Virtual reality is not limited to the entertainment world. It is also being adopted in more practical areas - for example, to assemble parts of a car engine or so that people can “try out” newfangled trends while at home. Yet this technology still struggles to solve human perception problems. Obviously, virtual reality has some pretty cool apps. At the University of Bath, it is used for exercise; Imagine heading to the gym to take part in the Tour de France and ride with the best cyclists in the world.
Virtual reality, in a technical sense, does not get along well with human perception. That is, with the way we perceive information about the world and build an understanding about it. Our perception of reality determines our decisions and relies heavily on our senses. Consequently, the creation of an interactive system must imply accounting not only for hardware and software, but also for the people themselves.
It is very difficult to solve the problem of designing virtual reality systems that will transport people to new worlds with an acceptable sense of presence. The more complex the VR experience becomes, the more difficult it becomes to quantify the contribution of each element of the experience to someone's perception in a VR headset.
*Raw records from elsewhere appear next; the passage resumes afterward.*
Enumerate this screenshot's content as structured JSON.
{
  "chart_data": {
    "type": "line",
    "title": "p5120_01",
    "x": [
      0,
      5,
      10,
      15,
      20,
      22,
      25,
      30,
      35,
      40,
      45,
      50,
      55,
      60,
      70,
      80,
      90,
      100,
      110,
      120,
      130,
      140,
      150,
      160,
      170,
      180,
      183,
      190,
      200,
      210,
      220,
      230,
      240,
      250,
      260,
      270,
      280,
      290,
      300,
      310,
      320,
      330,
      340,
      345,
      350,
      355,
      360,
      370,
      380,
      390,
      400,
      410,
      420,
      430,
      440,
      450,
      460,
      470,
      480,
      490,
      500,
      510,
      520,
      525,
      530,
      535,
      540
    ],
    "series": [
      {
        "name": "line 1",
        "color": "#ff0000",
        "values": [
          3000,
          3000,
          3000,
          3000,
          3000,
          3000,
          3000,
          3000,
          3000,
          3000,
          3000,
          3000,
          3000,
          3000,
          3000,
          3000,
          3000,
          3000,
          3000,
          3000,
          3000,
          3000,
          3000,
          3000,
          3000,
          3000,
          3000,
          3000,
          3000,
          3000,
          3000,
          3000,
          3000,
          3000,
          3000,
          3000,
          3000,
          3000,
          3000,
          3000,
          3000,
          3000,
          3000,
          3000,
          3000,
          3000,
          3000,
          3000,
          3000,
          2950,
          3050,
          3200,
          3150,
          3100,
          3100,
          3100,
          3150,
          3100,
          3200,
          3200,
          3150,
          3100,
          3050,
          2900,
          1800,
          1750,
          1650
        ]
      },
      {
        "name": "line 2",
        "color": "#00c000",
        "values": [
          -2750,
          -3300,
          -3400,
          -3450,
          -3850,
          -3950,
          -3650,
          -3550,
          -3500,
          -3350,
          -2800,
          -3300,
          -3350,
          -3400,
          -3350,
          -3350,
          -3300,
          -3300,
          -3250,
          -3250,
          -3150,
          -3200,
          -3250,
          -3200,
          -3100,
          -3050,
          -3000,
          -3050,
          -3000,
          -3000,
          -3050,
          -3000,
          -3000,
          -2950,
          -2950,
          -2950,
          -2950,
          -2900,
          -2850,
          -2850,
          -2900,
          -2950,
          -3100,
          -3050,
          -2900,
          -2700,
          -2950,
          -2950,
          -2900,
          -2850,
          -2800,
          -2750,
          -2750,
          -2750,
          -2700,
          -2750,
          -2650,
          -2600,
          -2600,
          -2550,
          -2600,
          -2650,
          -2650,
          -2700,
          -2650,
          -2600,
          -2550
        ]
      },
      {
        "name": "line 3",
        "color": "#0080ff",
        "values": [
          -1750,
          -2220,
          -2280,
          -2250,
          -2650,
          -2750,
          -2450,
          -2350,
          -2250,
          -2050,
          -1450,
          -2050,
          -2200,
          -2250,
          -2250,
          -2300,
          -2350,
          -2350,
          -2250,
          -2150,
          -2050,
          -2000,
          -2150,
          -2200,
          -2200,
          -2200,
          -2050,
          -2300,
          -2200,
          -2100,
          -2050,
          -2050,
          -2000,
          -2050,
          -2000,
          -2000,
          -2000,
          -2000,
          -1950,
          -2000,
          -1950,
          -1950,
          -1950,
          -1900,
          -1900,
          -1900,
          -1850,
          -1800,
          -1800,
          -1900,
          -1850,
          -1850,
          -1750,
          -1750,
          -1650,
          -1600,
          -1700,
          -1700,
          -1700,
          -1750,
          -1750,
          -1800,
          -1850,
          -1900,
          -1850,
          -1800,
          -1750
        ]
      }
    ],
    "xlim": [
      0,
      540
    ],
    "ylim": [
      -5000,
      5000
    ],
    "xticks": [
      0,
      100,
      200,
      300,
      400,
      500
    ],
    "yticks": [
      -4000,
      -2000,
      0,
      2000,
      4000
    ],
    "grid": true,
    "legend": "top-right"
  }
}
When watching a movie in a 360-degree view in virtual reality, for example, how would we determine which is more conducive to the involvement in watching the movie: computer graphics (CGI) or surround sound technology? VR has to be studied using the knife and ax method, cutting off the unnecessary and chopping off the excess before adding new elements, evaluating the effect of their appearance on human perception.
There is a theory at the intersection of computer science and psychology. The maximum likelihood score explains how we combine the information we receive from all of our senses, integrating it to inform our understanding of the environment. In its simplest form, the theory states that we optimally combine sensory information; every feeling contributes to the appreciation of the environment, but in general it is a rather noisy process.
Imagine a person with good hearing walking at night in a quiet side street. He sees a dark shadow in the distance and hears the distinct sound of footsteps approaching him. However, this person cannot be sure of what they are seeing due to the "noise" in the signal (because it is dark). It relies on hearing because a quiet environment means that the sound in this example will be a more reliable signal.
This scenario is shown in the image below: how the assessment involving the human eyes and ears is combined to give an optimal conclusion somewhere in between.
Of course, this cannot go unnoticed by VR developers. Scientists from the University of Bath have applied this method to solve the problem of how people estimate distances when using virtual reality headsets. A driving simulator in which people learn to drive can lead to compressed distances in virtual reality, and this is fraught with misuse in an environment where risk factors should be considered.
Understanding how people integrate information from their senses is critical to the long-term success of VR because it's not just the visual part. Maximum likelihood score helps simulate how efficiently a virtual reality system needs to render a multisensory environment. Better knowledge of human perception will lead to an even more immersive VR experience.
Simply put, the question is not how to separate signals from noise; the question is to perceive all noisy signals and get the highest quality virtual environment.